Forty-year old, Elizabeth Nakabuye was a teacher by profession before turning to farming but it was not a love for farming that made Nakabuye turn her back on the teaching profession. A single mother of four, Nakabuye was struggling to make ends meet with poor pay and a deteriorating health situation. She suffers from diabetes.
“Money from teaching was meagre and I had so many demands. My health was deteriorating and I needed time to rest yet I had to earn. I decided to slow down on my work and decided to start farming. One time, I visited a friend in Nkozi who encouraged me to start keeping pigs. Ten years ago, having come to the conclusion that farming provided the best option to her problems, Nakabuye started off with two female pigs. Today she boasts of a piggery unit of 50 pigs and has expanded her back yard shelter to a quarter acre to cater for the expanding
“I was excited when I earned a lot of money from my first two pigs. So I decided to specialize in just pigs. However, it was not until four years ago that I started earning high incomes from this enterprise, Nakabuye says. “Because I had the interest and was already engaged in farming, I was identified by the NAADS team in Masaka as a model farmer. They decided that while I needed more money, it was the technical advice on good practices that I needed most. This has made all the difference.” She says. Amongst other things, NAADS took Nakabuye on various exchange programs for training.
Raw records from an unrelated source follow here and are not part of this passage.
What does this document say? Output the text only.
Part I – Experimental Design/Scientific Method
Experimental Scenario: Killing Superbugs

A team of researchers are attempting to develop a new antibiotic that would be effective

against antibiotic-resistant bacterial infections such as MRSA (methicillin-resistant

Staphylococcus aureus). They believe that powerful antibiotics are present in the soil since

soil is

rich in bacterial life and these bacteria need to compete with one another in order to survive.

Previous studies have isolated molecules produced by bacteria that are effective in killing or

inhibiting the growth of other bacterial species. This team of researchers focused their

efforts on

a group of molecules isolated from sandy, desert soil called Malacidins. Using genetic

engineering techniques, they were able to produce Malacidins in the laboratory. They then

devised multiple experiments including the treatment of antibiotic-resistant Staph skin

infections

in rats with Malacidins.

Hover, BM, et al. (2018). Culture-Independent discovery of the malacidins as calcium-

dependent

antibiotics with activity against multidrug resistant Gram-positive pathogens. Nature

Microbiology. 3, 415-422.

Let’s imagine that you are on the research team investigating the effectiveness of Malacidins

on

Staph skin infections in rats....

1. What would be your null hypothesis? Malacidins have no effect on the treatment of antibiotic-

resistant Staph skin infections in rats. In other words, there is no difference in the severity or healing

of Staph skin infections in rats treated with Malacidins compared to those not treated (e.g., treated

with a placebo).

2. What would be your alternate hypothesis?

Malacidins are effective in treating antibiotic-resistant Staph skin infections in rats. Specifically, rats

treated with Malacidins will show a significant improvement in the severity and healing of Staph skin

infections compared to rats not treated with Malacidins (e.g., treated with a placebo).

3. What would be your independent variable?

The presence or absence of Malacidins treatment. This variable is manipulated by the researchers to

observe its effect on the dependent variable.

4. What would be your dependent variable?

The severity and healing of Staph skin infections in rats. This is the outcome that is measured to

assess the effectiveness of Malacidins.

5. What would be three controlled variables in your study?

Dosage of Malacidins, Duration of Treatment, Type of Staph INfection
“The important thing was expansion of my project. I was using a small area here where I could constantly check on the pigs and ensure their cleanliness,” she says. “But sometimes it would become too crowded. The pigs had problems with the swine fever and also the cost of the feeds was rising. NAADS intervened and gave me feeds and also offered to build me a shelter as long as I had the land.” But the support from NAADS also came with conditions. As a model farmer, Ms. Nakabuye is required to share information and technical knowledge with other members of the community and also allow NAADS to use her farm as a learning centre.
“Initially we shared as a group but now, many community members come to learn from here and many have started the same projects in their homes.” she said. From the sale of her piglets, Nakabuye raised money to buy land for the expanded shelter and a water catchment tank. She also ventured into other farming enterprises; a banana plantation, as well as a vegetable garden. These gardens are also purely organic utilizing only waste from the
piggery as manure.
“I am happy. I have five mother pigs now that produce three times a year. They produce over 10 piglets each. From the five pigs alone, I make over five million shillings every year,” she states. She envisions that this income shall triple soon, as most of the 50 piglets she has retained are to be kept purely for breeding. Each piglet goes for 35,000 UGX and a mature pig 150,000 UGX.
“I don’t regret leaving my teaching profession. I earn much more money and my health has greatly improved. I have managed to educate my children and my business is growing. When I start selling my bananas, my income will be even greater,” she reflects in a moment of introspection. “I have come to appreciate the government NAADS program for one thing, equiping the farmers with the technical knowledge she said”. Many farmers fail because they don’t have enough knowledge on the enterprises they pursue.”